>When they scale horizontally across thousands of commodity machines, then knowledge of their problem domain becomes encoded in the scaling decisions they make and stays internal to the company.
Or to put it another way: "they create a massive maintenance nightmare for themselves like the one described in the article".
>When they scale vertically by buying bigger hardware, then they are trading profits in exchange for having someone else worry about the difficulties of building really big, fast supercomputers.
You are overestimating the cost of high end servers, or underestimating the cost of low end ones. Again, their existing redis cluster is less RAM, CPU power, and IO throughput than a single, relatively cheap server right now.
>Instead of having a proprietary competitive advantage, they are now the commodity application provider
Twitter is a commodity application provider. People don't use twitter because of how twitter made a mess of their back end. People don't care at all about the back end, it doesn't matter at all how they architect things from the users perspective.
>while if their server vendor wants to raise prices, it has them by the balls since the whole business is built on their architecture.
What do you think servers are? They aren't some magical dungeon that traps people who buy them. If oracle wants to fuck you, go talk to IBM. If IBM wants to fuck you, go talk to fujitsu, etc, etc.
When two of your two servers die, you ... um, well, you lose money and reputation. Quickly.

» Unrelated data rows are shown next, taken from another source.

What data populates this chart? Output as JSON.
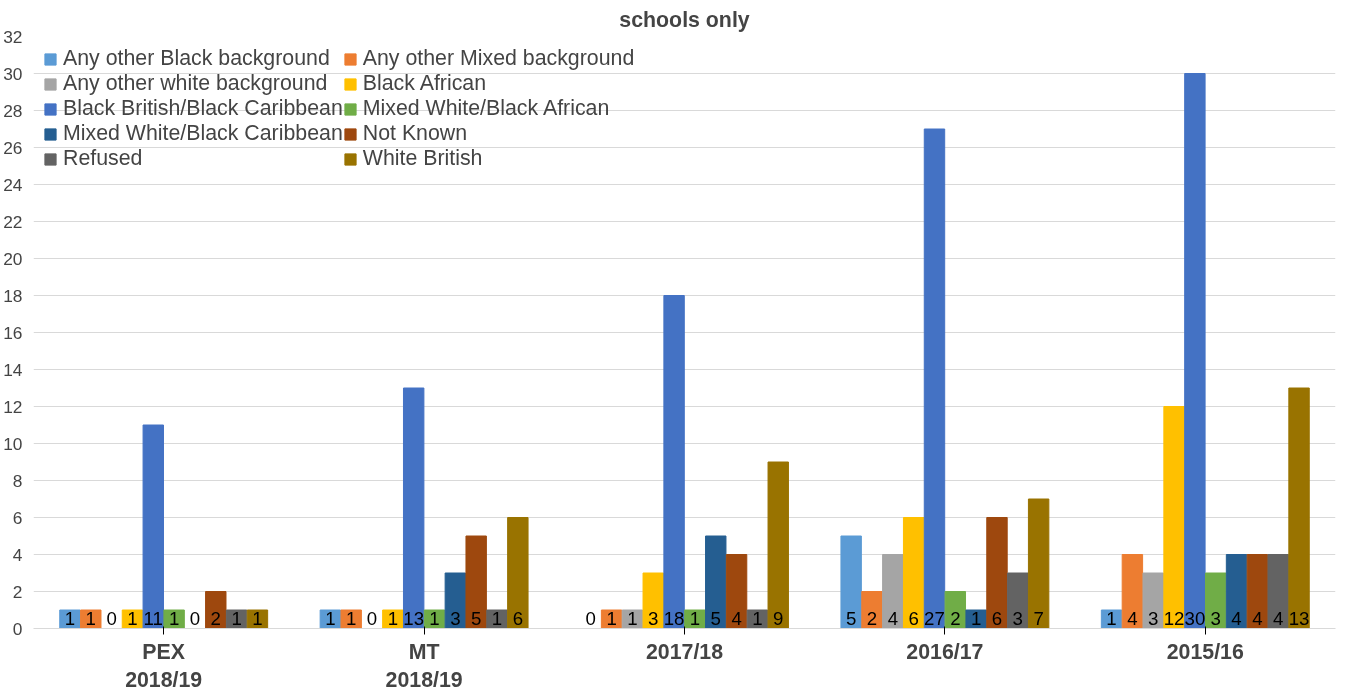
{
  "chart_data": {
    "type": "bar",
    "title": "schools only",
    "categories": [
      "PEX\n2018/19",
      "MT\n2018/19",
      "2017/18",
      "2016/17",
      "2015/16"
    ],
    "series": [
      {
        "name": "Any other Black background",
        "color": "#5b9bd5",
        "values": [
          1,
          1,
          0,
          5,
          1
        ]
      },
      {
        "name": "Any other Mixed background",
        "color": "#ed7d31",
        "values": [
          1,
          1,
          1,
          2,
          4
        ]
      },
      {
        "name": "Any other white background",
        "color": "#a5a5a5",
        "values": [
          0,
          0,
          1,
          4,
          3
        ]
      },
      {
        "name": "Black African",
        "color": "#ffc000",
        "values": [
          1,
          1,
          3,
          6,
          12
        ]
      },
      {
        "name": "Black British/Black Caribbean",
        "color": "#4472c4",
        "values": [
          11,
          13,
          18,
          27,
          30
        ]
      },
      {
        "name": "Mixed White/Black African",
        "color": "#70ad47",
        "values": [
          1,
          1,
          1,
          2,
          3
        ]
      },
      {
        "name": "Mixed White/Black Caribbean",
        "color": "#255e91",
        "values": [
          0,
          3,
          5,
          1,
          4
        ]
      },
      {
        "name": "Not Known",
        "color": "#9e480e",
        "values": [
          2,
          5,
          4,
          6,
          4
        ]
      },
      {
        "name": "Refused",
        "color": "#636363",
        "values": [
          1,
          1,
          1,
          3,
          4
        ]
      },
      {
        "name": "White British",
        "color": "#997300",
        "values": [
          1,
          6,
          9,
          7,
          13
        ]
      }
    ],
    "ylim": [
      0,
      32
    ],
    "yticks": [
      0,
      2,
      4,
      6,
      8,
      10,
      12,
      14,
      16,
      18,
      20,
      22,
      24,
      26,
      28,
      30,
      32
    ],
    "grid": "y",
    "legend": "top left",
    "data_labels": true
  }
}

- Servers that phone home; sometimes the first you know of a potential problem is engineers at your door come to service your server.
- Hot swappable RAID'ed RAM.
- Hot swappable CPU's, with spares, and OS support for moving threads of CPU's that are showing risk factors for failure.
- Hot swappable storage where not just the disks are hot swappable, but whole disk bays, and even trays of hot swappable RAID controllers etc.
- Redundant fibre channel connections to those raid controllers from the rest of the system.
- Redundant network interfaces and power supplies (of course, even relatively entry level servers offers that these days).
In reality, once you go truly high end, you're talking about multiple racks full of kit that effectively does a lot of the redundancy we tend to try to engineer into software solutions either at the hardware level, or abstracted from you in software layers your application won't normally see (e.g. a typical high end IBM system will set aside a substantial percentage of CPU's as spares and/or for various offload and management purposes; IBM's "classic" "Shark" storage system used two highly redundant AIX servers as "just" storage controllers hidden behind SCSI or Fibre Channel interfaces, for example).
You don't get some server where a single component failure somewhere takes it down. Some of these vendors have decades of designing out single points of failure in their high end equipment.
Some of these systems have enough redundancy that you could probably fire a shotgun into a rack and still have decent odds that the server survives with "just" reduced capacity until your manufacturers engineers show up and asks you awkward questions about what you were up to.
In general you're better off looking at many of those systems as highly integrated clusters rather than individual servers, though some fairly high end systems actually offer "single system image" clustering (that is, your monster of a machine will still look like a single server from the application point of view even in the cases where the hardware looks more like a cluster, though it may have some unusual characteristics such as different access speeds to different parts of memory).